La particularité des régimes d’Ould Ghazouani et de Ould Abdel Aziz est d’avoir propulsé à la tête de l’Etat des élites sorties du néant. Souvent dotées d’assez bonnes qualifications techniques, avec une prétendue expertise dans tous les domaines, celles-ci n’ont toutefois pas montré de capacité d’analyse ou de compréhension des défis et des problèmes structurels qui entravent le développement du pays. Et pour cause, elles raisonnent systématiquement en termes de processus et non de résultats.
Ces élites ont la particularité d’être entièrement dépendantes de l’État, qu’elles prétendent servir, avec la ferme ambition de faire carrière. Elles n’ont pas la capacité de vivre sans l’État ni de créer d’alternative pour s’en émanciper. Elles ont conscience qu’elles ne méritent pas ce que l’État leur donne et qu’elles manquent cruellement de légitimité, qu’elles cherchent à compenser par un surcroît de zèle. Le régime en est également conscient et il consent à leur donner bien plus qu’elles ne méritent. En contrepartie de ce deal implicite, le régime en attend une loyauté absolue, synonyme de domestication. En effet, la fidélité de ces élites va, non pas à l’Etat, encore moins au peuple, mais à la personne du chef de l’État, auquel elles lui doivent leur position, voire leur existence politique. Les Mauritaniens ne s’y sont pas trompés en rejetant ces élites impopulaires, héritées de la décennie Aziz, qui ont contribué à ruiner le pays, même si le régime actuel continue à leur renouveler sa confiance et les utiliser à son avantage.
Tendance lourde
Ces élites sont aussi souvent composées de moufsidines, ce qui ne gêne en rien le régime en place. Il est en effet très commode pour n’importe quel pouvoir de faire confiance à des élites corrompues, qui ont la réputation de faire ce qu’on leur dit, même si cela contrevient à la loi ou à la morale. Cette situation est d’autant plus commode que ces élites se chargent de redistribuer les fruits de la prédation pour mobiliser les clientèles électorales en faveur du pouvoir. En contrepartie, le régime ferme les yeux sur la mauvaise gestion et les pratiques douteuses. Cette logique explique, en partie, la pérennité de ces élites au pouvoir, y compris au sein du régime actuel, où l’on retrouve pratiquement les mêmes résidus et symboles de la corruption hérités des périodes Ould Taya et Ould Abd El Aziz. Une tendance lourde qui bloque malheureusement le renouvellement des élites, parce que les critères politiques prenant le pas sur les critères techniques.
Tant que le pays est dirigé par ces élites, désillusion et désenchantement seront toujours au rendez-vous.
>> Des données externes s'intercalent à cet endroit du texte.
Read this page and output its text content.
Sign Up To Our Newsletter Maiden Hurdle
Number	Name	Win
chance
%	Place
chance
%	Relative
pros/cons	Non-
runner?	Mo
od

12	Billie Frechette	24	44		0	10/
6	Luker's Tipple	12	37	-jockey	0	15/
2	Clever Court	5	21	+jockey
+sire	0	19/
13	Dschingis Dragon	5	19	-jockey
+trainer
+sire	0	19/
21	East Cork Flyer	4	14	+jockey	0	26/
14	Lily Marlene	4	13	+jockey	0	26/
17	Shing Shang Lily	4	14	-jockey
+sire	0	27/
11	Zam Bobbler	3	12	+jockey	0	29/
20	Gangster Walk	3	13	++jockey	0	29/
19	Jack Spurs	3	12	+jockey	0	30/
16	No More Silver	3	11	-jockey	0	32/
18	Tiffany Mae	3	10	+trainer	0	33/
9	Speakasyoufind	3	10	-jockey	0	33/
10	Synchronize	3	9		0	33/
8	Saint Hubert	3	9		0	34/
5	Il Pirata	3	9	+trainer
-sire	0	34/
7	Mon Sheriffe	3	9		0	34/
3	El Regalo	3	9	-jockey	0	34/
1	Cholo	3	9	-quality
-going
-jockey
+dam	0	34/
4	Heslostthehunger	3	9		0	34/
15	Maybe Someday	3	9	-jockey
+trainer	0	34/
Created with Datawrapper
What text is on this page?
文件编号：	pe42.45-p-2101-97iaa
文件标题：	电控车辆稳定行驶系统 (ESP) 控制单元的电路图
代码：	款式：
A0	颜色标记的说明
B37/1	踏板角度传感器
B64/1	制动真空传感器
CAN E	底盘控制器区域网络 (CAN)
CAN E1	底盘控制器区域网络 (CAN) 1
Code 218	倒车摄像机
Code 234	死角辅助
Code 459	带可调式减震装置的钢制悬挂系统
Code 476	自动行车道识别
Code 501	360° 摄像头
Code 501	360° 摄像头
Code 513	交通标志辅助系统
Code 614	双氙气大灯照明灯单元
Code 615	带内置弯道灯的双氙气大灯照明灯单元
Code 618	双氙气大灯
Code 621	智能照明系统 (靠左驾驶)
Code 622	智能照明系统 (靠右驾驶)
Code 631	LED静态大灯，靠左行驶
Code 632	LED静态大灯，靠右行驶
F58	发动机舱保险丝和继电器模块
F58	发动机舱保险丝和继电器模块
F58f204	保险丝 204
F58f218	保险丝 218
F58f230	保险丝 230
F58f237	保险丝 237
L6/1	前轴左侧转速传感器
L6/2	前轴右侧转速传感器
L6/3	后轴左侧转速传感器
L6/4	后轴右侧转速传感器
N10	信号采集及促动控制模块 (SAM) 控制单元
C’est d’ailleurs pourquoi le pays ne semble pas prendre le train du changement. Ces élites ne sont pas passionnées par leur mission, manquent cruellement de conviction et ne croient en rien et ne défendent aucune cause. En ce sens, elles constituent un véritable obstacle par rapport à toute perspective de réforme et de normalisation du pays. Leur mode de gestion calamiteux est directement responsable de ces générations de jeunes perdus, sacrifiés du fait de la mauvaise gouvernance et l’absence de vision stratégique.
Pour réussir un véritable décollage économique et arrimer notre pays à la modernité, nous devons rompre avec ce modèle de cooptation des élites, en favorisant l’émergence d’un leadership alternatif et d’un personnel dirigeant, intègre et passionné, capable de répondre aux attentes des populations. À défaut d’un tel renouvellement du personnel dirigeant, il n’y a point de développement qui vaille.